Anterior segment development does not require sox10 function. A) WISH detecting expression of eya2 in 48hpf embryos from in-crosses of pitx2sny15/+, foxD3sym1/+ or sox10cls/+. Proportion of embryos with corresponding expression phenotypes are displayed. Approximately 25% of embryos from pitx2sny15/+ or foxD3sym1/+ in-crosses display the absence of eya2 expression, while 100% of embryos from sox10cls/+ crosses show wildtype levels of expression at 48hpf. B) WISH detecting expression of pitx2 in 48hpf embryos from in-crosses of pitx2sny15/+, foxD3sym1/+ or sox10cls/+. Proportion of embryos with corresponding expression phenotypes are displayed.
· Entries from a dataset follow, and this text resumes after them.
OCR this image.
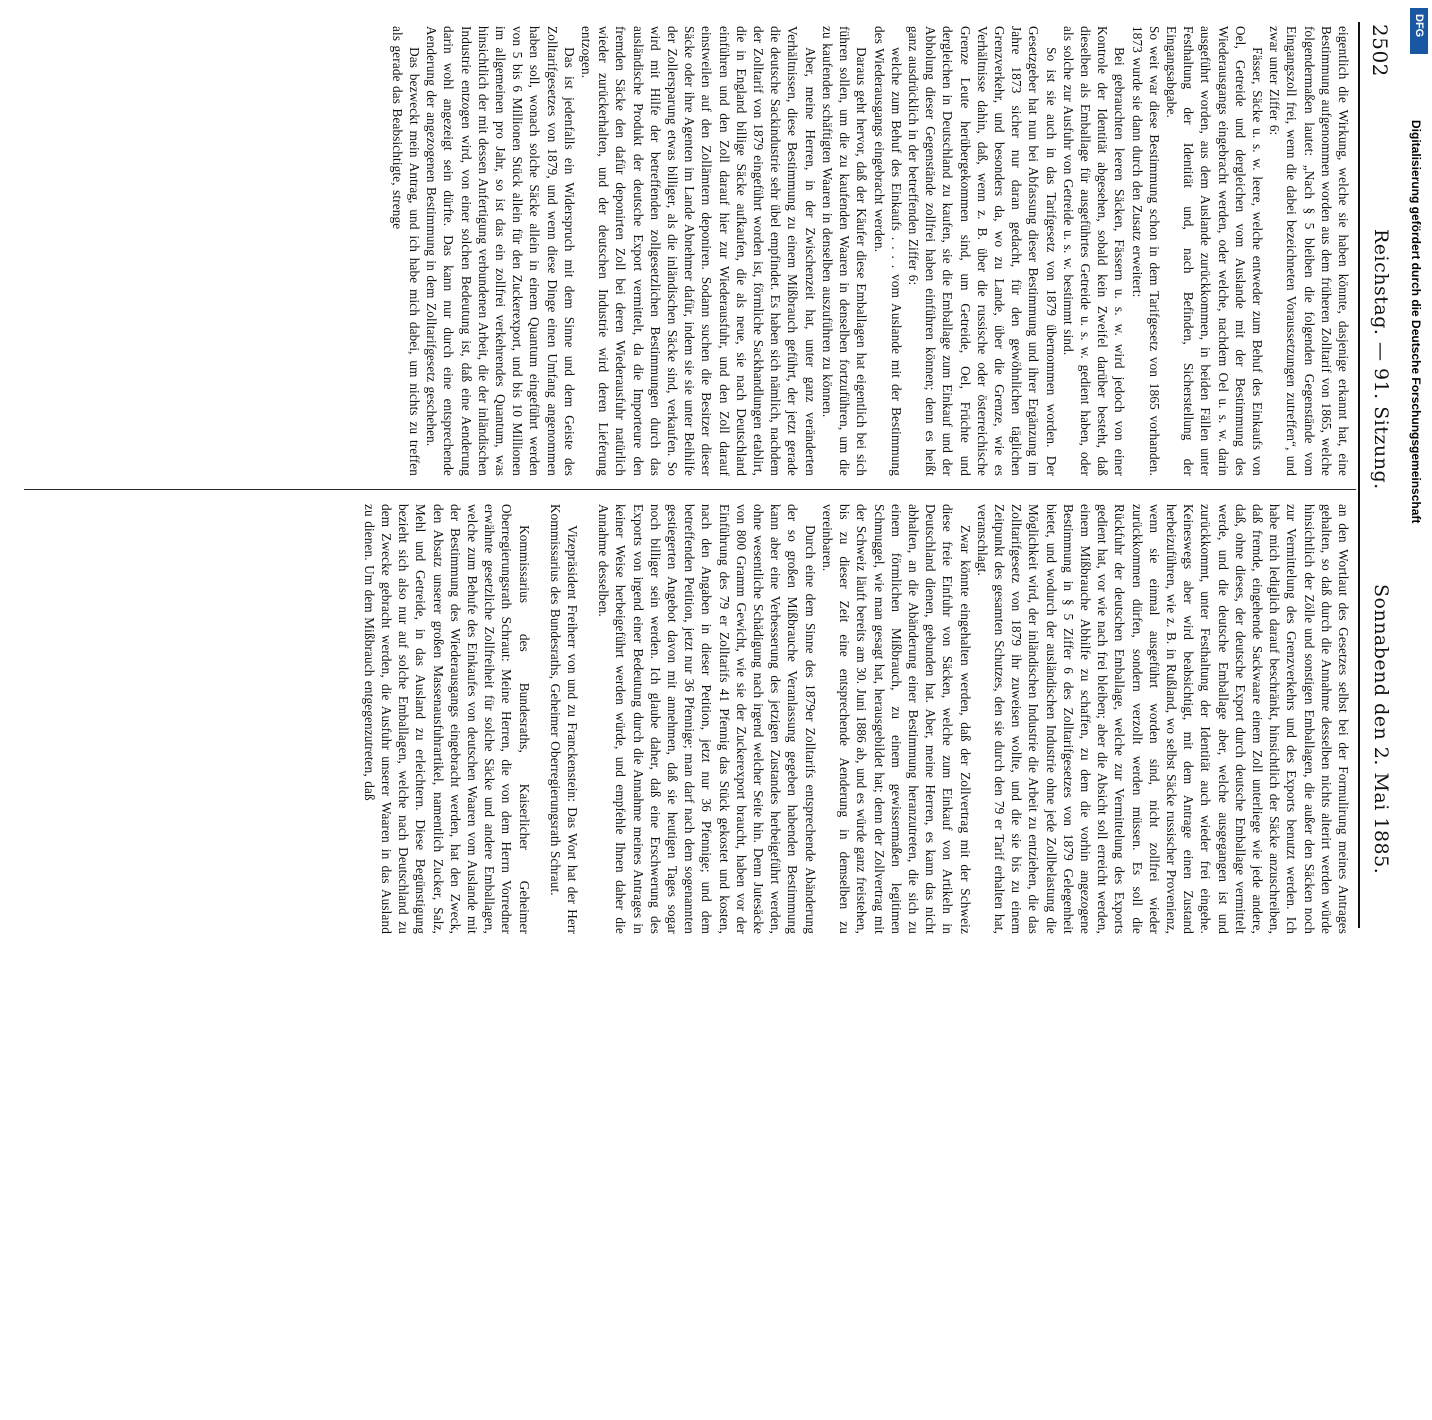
2502
Reichstag. — 91. Sitzung.
Sonnabend den 2. Mai 1885.

eigentlich die Wirkung, welche sie haben könnte, dasjenige erkannt hat, eine Bestimmung aufgenommen worden aus dem früheren Zolltarif von 1865, welche folgendermaßen lautet: „Nach § 5 bleiben die folgenden Gegenstände vom Eingangszoll frei, wenn die dabei bezeichneten Voraussetzungen zutreffen“, und zwar unter Ziffer 6:

Fässer, Säcke u. s. w. leere, welche entweder zum Behuf des Einkaufs von Oel, Getreide und dergleichen vom Auslande mit der Bestimmung des Wiederausgangs eingebracht werden, oder welche, nachdem Oel u. s. w. darin ausgeführt worden, aus dem Auslande zurückkommen, in beiden Fällen unter Festhaltung der Identität und, nach Befinden, Sicherstellung der Eingangsabgabe.

So weit war diese Bestimmung schon in dem Tarifgesetz von 1865 vorhanden. 1873 wurde sie dann durch den Zusatz erweitert:

Bei gebrauchten leeren Säcken, Fässern u. s. w. wird jedoch von einer Kontrole der Identität abgesehen, sobald kein Zweifel darüber besteht, daß dieselben als Emballage für ausgeführtes Getreide u. s. w. gedient haben, oder als solche zur Ausfuhr von Getreide u. s. w. bestimmt sind.

So ist sie auch in das Tarifgesetz von 1879 übernommen worden. Der Gesetzgeber hat nun bei Abfassung dieser Bestimmung und ihrer Ergänzung im Jahre 1873 sicher nur daran gedacht, für den gewöhnlichen täglichen Grenzverkehr, und besonders da, wo zu Lande, über die Grenze, wie es Verhältnisse dahin, daß, wenn z. B. über die russische oder österreichische Grenze Leute herübergekommen sind, um Getreide, Oel, Früchte und dergleichen in Deutschland zu kaufen, sie die Emballage zum Einkauf und der Abholung dieser Gegenstände zollfrei haben einführen können; denn es heißt ganz ausdrücklich in der betreffenden Ziffer 6:

welche zum Behuf des Einkaufs . . . . vom Auslande mit der Bestimmung des Wiederausgangs eingebracht werden.

Daraus geht hervor, daß der Käufer diese Emballagen hat eigentlich bei sich führen sollen, um die zu kaufenden Waaren in denselben fortzuführen, um die zu kaufenden schäftigten Waaren in denselben auszuführen zu können.

Aber, meine Herren, in der Zwischenzeit hat, unter ganz veränderten Verhältnissen, diese Bestimmung zu einem Mißbrauch geführt, der jetzt gerade die deutsche Sackindustrie sehr übel empfindet. Es haben sich nämlich, nachdem der Zolltarif von 1879 eingeführt worden ist, förmliche Sackhandlungen etablirt, die in England billige Säcke aufkaufen, die als neue, sie nach Deutschland einführen und den Zoll darauf hier zur Wiederausfuhr, und den Zoll darauf einstweilen auf den Zollämtern deponiren. Sodann suchen die Besitzer dieser Säcke oder ihre Agenten im Lande Abnehmer dafür, indem sie sie unter Beihilfe der Zollersparung etwas billiger, als die inländischen Säcke sind, verkaufen. So wird mit Hilfe der betreffenden zollgesetzlichen Bestimmungen durch das ausländische Produkt der deutsche Export vermittelt, da die Importeure den fremden Säcke den dafür deponirten Zoll bei deren Wiederausfuhr natürlich wieder zurückerhalten, und der deutschen Industrie wird deren Lieferung entzogen.

Das ist jedenfalls ein Widerspruch mit dem Sinne und dem Geiste des Zolltarifgesetzes von 1879, und wenn diese Dinge einen Umfang angenommen haben soll, wonach solche Säcke allein in einem Quantum eingeführt werden von 5 bis 6 Millionen Stück allein für den Zuckerexport, und bis 10 Millionen im allgemeinen pro Jahr, so ist das ein zollfrei verkehrendes Quantum, was hinsichtlich der mit dessen Anfertigung verbundenen Arbeit, die der inländischen Industrie entzogen wird, von einer solchen Bedeutung ist, daß eine Aenderung darin wohl angezeigt sein dürfte. Das kann nur durch eine entsprechende Aenderung der angezogenen Bestimmung in dem Zolltarifgesetz geschehen.

Das bezweckt mein Antrag, und ich habe mich dabei, um nichts zu treffen als gerade das Beabsichtigte, strenge

an den Wortlaut des Gesetzes selbst bei der Formulirung meines Antrages gehalten, so daß durch die Annahme desselben nichts alterirt werden würde hinsichtlich der Zölle und sonstigen Emballagen, die außer den Säcken noch zur Vermittelung des Grenzverkehrs und des Exports benutzt werden. Ich habe mich lediglich darauf beschränkt, hinsichtlich der Säcke anzuschreiben, daß fremde, eingehende Sackwaare einem Zoll unterliege wie jede andere, daß, ohne dieses, der deutsche Export durch deutsche Emballage vermittelt werde, und die deutsche Emballage aber, welche ausgegangen ist und zurückkommt, unter Festhaltung der Identität auch wieder frei eingehe. Keineswegs aber wird beabsichtigt, mit dem Antrage einen Zustand herbeizuführen, wie z. B. in Rußland, wo selbst Säcke russischer Provenienz, wenn sie einmal ausgeführt worden sind, nicht zollfrei wieder zurückkommen dürfen, sondern verzollt werden müssen. Es soll die Rückfuhr der deutschen Emballage, welche zur Vermittelung des Exports gedient hat, vor wie nach frei bleiben; aber die Absicht soll erreicht werden, einem Mißbrauche Abhilfe zu schaffen, zu dem die vorhin angezogene Bestimmung in § 5 Ziffer 6 des Zolltarifgesetzes von 1879 Gelegenheit bietet, und wodurch der ausländischen Industrie ohne jede Zollbelastung die Möglichkeit wird, der inländischen Industrie die Arbeit zu entziehen, die das Zolltarifgesetz von 1879 ihr zuweisen wollte, und die sie bis zu einem Zeitpunkt des gesamten Schutzes, den sie durch den 79 er Tarif erhalten hat, veranschlagt.

Zwar könnte eingehalten werden, daß der Zollvertrag mit der Schweiz diese freie Einfuhr von Säcken, welche zum Einkauf von Artikeln in Deutschland dienen, gebunden hat. Aber, meine Herren, es kann das nicht abhalten, an die Abänderung einer Bestimmung heranzutreten, die sich zu einem förmlichen Mißbrauch, zu einem gewissermaßen legitimen Schmuggel, wie man gesagt hat, herausgebildet hat; denn der Zollvertrag mit der Schweiz läuft bereits am 30. Juni 1886 ab, und es würde ganz freistehen, bis zu dieser Zeit eine entsprechende Aenderung in demselben zu vereinbaren.

Durch eine dem Sinne des 1879er Zolltarifs entsprechende Abänderung der so großen Mißbrauche Veranlassung gegeben habenden Bestimmung kann aber eine Verbesserung des jetzigen Zustandes herbeigeführt werden, ohne wesentliche Schädigung nach irgend welcher Seite hin. Denn Jutesäcke von 800 Gramm Gewicht, wie sie der Zuckerexport braucht, haben vor der Einführung des 79 er Zolltarifs 41 Pfennig das Stück gekostet und kosten, nach den Angaben in dieser Petition, jetzt nur 36 Pfennige; und dem betreffenden Petition, jetzt nur 36 Pfennige; man darf nach dem sogenannten gestiegerten Angebot davon mit annehmen, daß sie heutigen Tages sogar noch billiger sein werden. Ich glaube daher, daß eine Erschwerung des Exports von irgend einer Bedeutung durch die Annahme meines Antrages in keiner Weise herbeigeführt werden würde, und empfehle Ihnen daher die Annahme desselben.

Vizepräsident Freiherr von und zu Franckenstein: Das Wort hat der Herr Kommissarius des Bundesraths, Geheimer Oberregierungsrath Schraut.

Kommissarius des Bundesraths, Kaiserlicher Geheimer Oberregierungsrath Schraut: Meine Herren, die von dem Herrn Vorredner erwähnte gesetzliche Zollfreiheit für solche Säcke und andere Emballagen, welche zum Behufe des Einkaufes von deutschen Waaren vom Auslande mit der Bestimmung des Wiederausgangs eingebracht werden, hat den Zweck, den Absatz unserer großen Massenausfuhrartikel, namentlich Zucker, Salz, Mehl und Getreide, in das Ausland zu erleichtern. Diese Begünstigung bezieht sich also nur auf solche Emballagen, welche nach Deutschland zu dem Zwecke gebracht werden, die Ausfuhr unserer Waaren in das Ausland zu dienen. Um dem Mißbrauch entgegenzutreten, daß

DFG
Digitalisierung gefördert durch die Deutsche Forschungsgemeinschaft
Approximately 25% of embryos from pitx2sny15/+ or foxD3sym1/+ in-crosses display the absence of pitx2 expression, while 100% of embryos from sox10cls/+ crosses show wildtype levels of expression at 48hpf. C) Whole mount dorsal images and cryosections of wildtype, tfap2asa2445/sa2445, foxD3sym1/sym1, sox10cls/cls or sox10CRISPR. Cranial structures, improperly set eyes, as well as the anterior segment (Magenta rectangle representing the enlargement) thickness and organization are malformed in tfap2asa2445/sa2445, foxD3sym1/sym1 larva but not in sox10cls/cls or sox10CRISPR. Toluidine blue staining of 6dpf old eyes reveals a thinned cornea (red *) and irregular shape of the ICA (magenta arrow) in tfap2asa2445/sa2445 and foxD3sym1/sym1 larvae, but not in sox10cls/cls or sox10CRISPR.

Transcriptomic comparison between sox10, foxD3 and foxC1b derived cNCCs. A) Principal component analysis comparing 48hpf Tg[sox70:GFP] (blue), Tg[foxD3:GFP] (red) and Tg[sox10:GFP] (green) isolated cNCC/POM transcriptomes. Each dot represents one biological replicate. Variance between the samples is least between foxD3 and foxC1b data sets which cluster together and far apart from sox10 samples. B) Cluster analysis of the biological replicates indicates a close relationship between foxD3 and foxC1b derived samples and a significant divergence from sox10 derived samples. Numerous genes are found to be differentially expressed between the foxD3/foxC1b and sox10 samples. C) Ontology enrichment analysis identifies sox10 datasets to exhibit an upregulation in pigmentation, muscle and hematopoietic biological pathways compared to ASM related processes such as keratinization.